Anyways. AI is the shiny new thing. So of course if I can do something with AI or Machine Learning people will like it right? Well wouldn’t you know it I don’t have any servers in AVS with GPUs. In fact I don’t know of any VMware Cloud (Should that be Broadcom Cloud now??) that has GPUs. But I think all of the cloud providers have GPU IaaS instances. The great part about having GPU instances close to your VMware instances is that you get low latency and high throughput to them.

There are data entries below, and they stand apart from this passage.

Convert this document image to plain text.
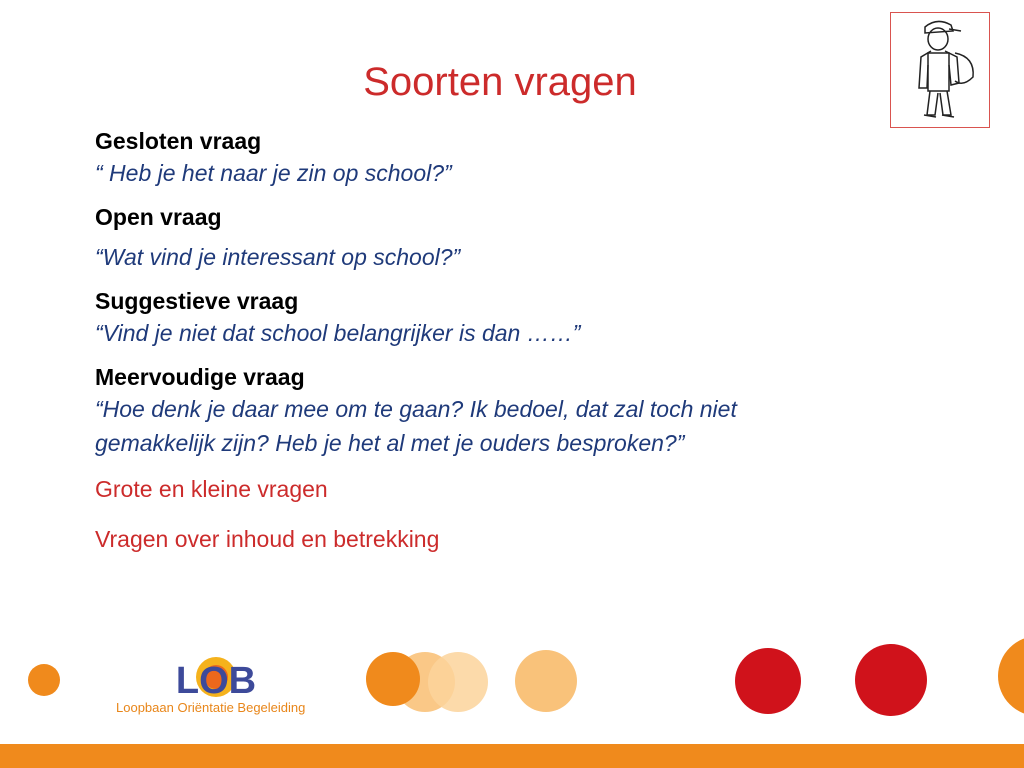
Soorten vragen
Gesloten vraag
“ Heb je het naar je zin op school?”
Open vraag
“Wat vind je interessant op school?”
Suggestieve vraag
“Vind je niet dat school belangrijker is dan ……”
Meervoudige vraag
“Hoe denk je daar mee om te gaan? Ik bedoel, dat zal toch niet gemakkelijk zijn? Heb je het al met je ouders besproken?”
Grote en kleine vragen
Vragen over inhoud en betrekking
LOB
Loopbaan Oriëntatie Begeleiding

So what is the point of this post? First remember this is my blog and this is for personal non commercial use. I’m not endorsing any particular cloud or anything. “Kenyon why did you say that??” Well legal said I couldn’t include the demo because it constituted commercial use. So instead you should all go check out Juice Labs. https://www.juicelabs.co. The community version here: https://github.com/Juice-Labs/Juice-Labs. I tried it out by deploying an Azure VM with an NVIDIA GPU in it and followed the instructions to host the Juice Server in it. Then ran the client in an AVS VM. Worked pretty well. With this I was able to run workloads that needed GPU acceleration in AVS. You can even share one GPU across multiple instances. I’m pretty sure you could setup a scale set with a load balancer infront of it and use the metrics from nvidia-smi to scale your GPU compute automatically. Seems like a cool way to keep costs under control while still providing all the GPU compute you need. Another neat trick is that Juice not only supports compute workloads but also graphical ones. It really reminds me of Bitfusion which VMware bought and promptly EOLd. And yes it runs Doom.